Sunday, March 24, 2013

Vulgar activities!



            Vulgar—you have seen this word in the heading and you keep reading because you expect to find something titillating.  However, if you are looking for lewdness in this entry, read no further!  For many centuries, the word “vulgar” more commonly meant “common,” of the common people or of the common language.  By that meaning, when we engage in the commonplace, we engage in “vulgar” activities.
            Back in the time when English began rearing its head as a language, between the 5th and 8th centuries, the vast majority of people were commoners, as opposed to the very few who were of the clergy or nobility.  The language used for religion and law was “high,” but everything else was common.  “Common” did not necessarily mean “lewd,” but uneducated or lacking good manners.  In this context, Eliza Doolittle would be considered “vulgar” until Henry Higgins teaches her to speak and act in a manner appropriate to an upperclass citizen.
            Even though in modern English, we associate “vulgar” with its more off-color connotation, the meaning of “commonplace” still hangs around its edges.  Therefore, the next time you go out to shop for groceries or to engage in other commonplace activites, and someone asks what you are doing, you can validly reply, “I am engaging in vulgar activities!”  (Also, when you engage in the “vulgar” activity of posting about your activities on Facebook or Twitter, you can note that you are being vulgar.)

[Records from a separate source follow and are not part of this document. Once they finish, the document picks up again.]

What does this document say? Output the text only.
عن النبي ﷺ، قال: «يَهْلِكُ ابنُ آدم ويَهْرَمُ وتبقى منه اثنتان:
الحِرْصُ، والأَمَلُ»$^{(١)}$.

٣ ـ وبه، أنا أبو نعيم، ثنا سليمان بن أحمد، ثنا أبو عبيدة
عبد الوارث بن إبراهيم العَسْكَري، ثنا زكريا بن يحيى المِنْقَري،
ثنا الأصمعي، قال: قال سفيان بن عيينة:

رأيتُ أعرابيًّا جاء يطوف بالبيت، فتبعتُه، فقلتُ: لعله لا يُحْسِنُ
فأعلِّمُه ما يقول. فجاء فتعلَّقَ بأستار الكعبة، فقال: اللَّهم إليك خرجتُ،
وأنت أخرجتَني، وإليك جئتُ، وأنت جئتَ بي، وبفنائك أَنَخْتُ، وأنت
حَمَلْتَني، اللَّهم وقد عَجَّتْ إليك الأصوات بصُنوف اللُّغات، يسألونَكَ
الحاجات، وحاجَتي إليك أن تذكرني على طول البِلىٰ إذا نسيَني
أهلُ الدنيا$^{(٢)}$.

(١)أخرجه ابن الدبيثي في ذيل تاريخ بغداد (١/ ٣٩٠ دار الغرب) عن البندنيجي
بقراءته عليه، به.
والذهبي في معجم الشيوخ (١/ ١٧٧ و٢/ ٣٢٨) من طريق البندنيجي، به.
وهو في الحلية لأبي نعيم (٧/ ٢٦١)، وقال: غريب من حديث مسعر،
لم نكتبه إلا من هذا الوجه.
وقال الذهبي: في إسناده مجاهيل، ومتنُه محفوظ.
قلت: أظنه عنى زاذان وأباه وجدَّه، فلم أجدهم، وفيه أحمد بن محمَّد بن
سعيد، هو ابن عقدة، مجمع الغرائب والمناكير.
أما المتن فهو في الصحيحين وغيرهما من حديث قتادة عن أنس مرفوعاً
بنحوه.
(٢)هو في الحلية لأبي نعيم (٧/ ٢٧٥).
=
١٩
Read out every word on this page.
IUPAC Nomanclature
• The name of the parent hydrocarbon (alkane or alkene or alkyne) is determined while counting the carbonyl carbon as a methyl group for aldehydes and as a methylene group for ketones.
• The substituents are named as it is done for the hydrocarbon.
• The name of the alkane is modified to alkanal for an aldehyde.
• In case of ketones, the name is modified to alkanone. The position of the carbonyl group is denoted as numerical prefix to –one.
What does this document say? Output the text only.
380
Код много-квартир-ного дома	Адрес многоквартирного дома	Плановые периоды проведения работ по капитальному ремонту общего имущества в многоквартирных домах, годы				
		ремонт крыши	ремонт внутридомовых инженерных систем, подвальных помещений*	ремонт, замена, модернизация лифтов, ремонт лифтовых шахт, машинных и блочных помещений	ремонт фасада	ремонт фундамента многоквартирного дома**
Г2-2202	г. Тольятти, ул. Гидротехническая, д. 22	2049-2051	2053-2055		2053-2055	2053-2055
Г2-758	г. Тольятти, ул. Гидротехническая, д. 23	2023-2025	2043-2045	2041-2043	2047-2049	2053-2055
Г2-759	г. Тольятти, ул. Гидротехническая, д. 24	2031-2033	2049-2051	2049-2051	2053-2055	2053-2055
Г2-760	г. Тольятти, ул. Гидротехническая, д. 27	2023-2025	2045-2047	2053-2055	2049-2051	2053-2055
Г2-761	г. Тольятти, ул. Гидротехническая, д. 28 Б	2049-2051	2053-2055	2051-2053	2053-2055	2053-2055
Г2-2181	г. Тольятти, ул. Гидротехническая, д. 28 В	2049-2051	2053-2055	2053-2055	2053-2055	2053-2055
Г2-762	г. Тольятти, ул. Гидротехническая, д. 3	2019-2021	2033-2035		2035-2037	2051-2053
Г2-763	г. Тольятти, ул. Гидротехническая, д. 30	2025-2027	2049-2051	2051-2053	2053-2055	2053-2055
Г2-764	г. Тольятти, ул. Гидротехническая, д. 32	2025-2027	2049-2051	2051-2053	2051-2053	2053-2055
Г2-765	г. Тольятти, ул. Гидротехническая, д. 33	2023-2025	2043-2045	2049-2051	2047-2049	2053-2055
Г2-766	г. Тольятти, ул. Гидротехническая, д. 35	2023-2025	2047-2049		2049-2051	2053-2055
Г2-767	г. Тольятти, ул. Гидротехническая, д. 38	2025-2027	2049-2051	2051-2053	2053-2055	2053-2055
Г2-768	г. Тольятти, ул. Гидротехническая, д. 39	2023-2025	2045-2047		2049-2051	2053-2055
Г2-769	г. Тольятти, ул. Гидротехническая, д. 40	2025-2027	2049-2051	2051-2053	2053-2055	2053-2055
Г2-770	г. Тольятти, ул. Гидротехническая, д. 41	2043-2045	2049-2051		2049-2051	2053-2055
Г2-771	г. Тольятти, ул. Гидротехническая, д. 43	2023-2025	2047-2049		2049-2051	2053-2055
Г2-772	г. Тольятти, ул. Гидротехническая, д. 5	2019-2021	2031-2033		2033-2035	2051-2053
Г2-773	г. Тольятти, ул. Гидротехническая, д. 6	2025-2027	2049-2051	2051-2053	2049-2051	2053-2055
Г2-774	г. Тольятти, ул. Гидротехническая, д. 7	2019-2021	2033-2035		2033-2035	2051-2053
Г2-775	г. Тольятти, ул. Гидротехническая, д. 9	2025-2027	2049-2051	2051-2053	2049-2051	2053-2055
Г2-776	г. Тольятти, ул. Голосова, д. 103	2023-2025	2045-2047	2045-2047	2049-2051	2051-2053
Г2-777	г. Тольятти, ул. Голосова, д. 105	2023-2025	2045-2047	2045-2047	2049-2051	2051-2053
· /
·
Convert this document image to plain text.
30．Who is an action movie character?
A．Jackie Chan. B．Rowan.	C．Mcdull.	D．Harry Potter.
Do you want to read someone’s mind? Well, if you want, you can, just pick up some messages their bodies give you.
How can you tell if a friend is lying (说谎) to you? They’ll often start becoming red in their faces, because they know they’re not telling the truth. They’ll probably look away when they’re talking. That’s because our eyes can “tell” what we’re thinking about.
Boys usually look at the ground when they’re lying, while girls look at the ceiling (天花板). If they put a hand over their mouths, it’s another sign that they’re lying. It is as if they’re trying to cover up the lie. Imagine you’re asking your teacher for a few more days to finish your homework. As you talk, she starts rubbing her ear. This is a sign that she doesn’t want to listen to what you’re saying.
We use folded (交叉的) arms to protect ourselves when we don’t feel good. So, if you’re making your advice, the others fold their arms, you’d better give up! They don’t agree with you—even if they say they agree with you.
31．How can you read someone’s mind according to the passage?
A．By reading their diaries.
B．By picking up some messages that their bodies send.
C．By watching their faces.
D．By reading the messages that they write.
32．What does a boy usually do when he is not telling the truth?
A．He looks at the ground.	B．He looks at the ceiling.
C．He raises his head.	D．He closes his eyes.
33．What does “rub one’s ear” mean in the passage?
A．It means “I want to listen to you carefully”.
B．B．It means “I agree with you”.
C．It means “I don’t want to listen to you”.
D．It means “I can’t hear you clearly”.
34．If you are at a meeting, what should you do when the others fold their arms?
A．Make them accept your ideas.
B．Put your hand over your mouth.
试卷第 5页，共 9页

NOTE:  The American Heritage Dictionary includes a usage note on the changes in the meaning of “vulgar.” 

OVERHEARD while subbing in a 10th grade English class in which students were drafting editorials:  One student complained bitterly to his editing partner that even though he was taught never to start a sentence with “and,” “so,” or “but,” that now it is acceptable.  He was outraged at this change in grammar rules!

1 comment:

  1. Since we live as true medievalists, we couldn't be "lewd" or engage in "lewdness" if we tried: among other related meanings, the word originally referred to a "lay" person (and may actually be derived from the Latin "laicus"); it comes to mean "uneducated" or "not learned," as in the expression "the learned and the lewd" or "lewd frere" (a lay brother) with many Middle English variant spellings. The only sense to survive is the modern one we know and love. I'm sure that it can be retroactively applied to all of the various medieval ranges of meaning, though, and there were probably more "lewd freres" then roaming about than you could shake a stick at. I am now going to resume my regularly scheduled vulgar activities.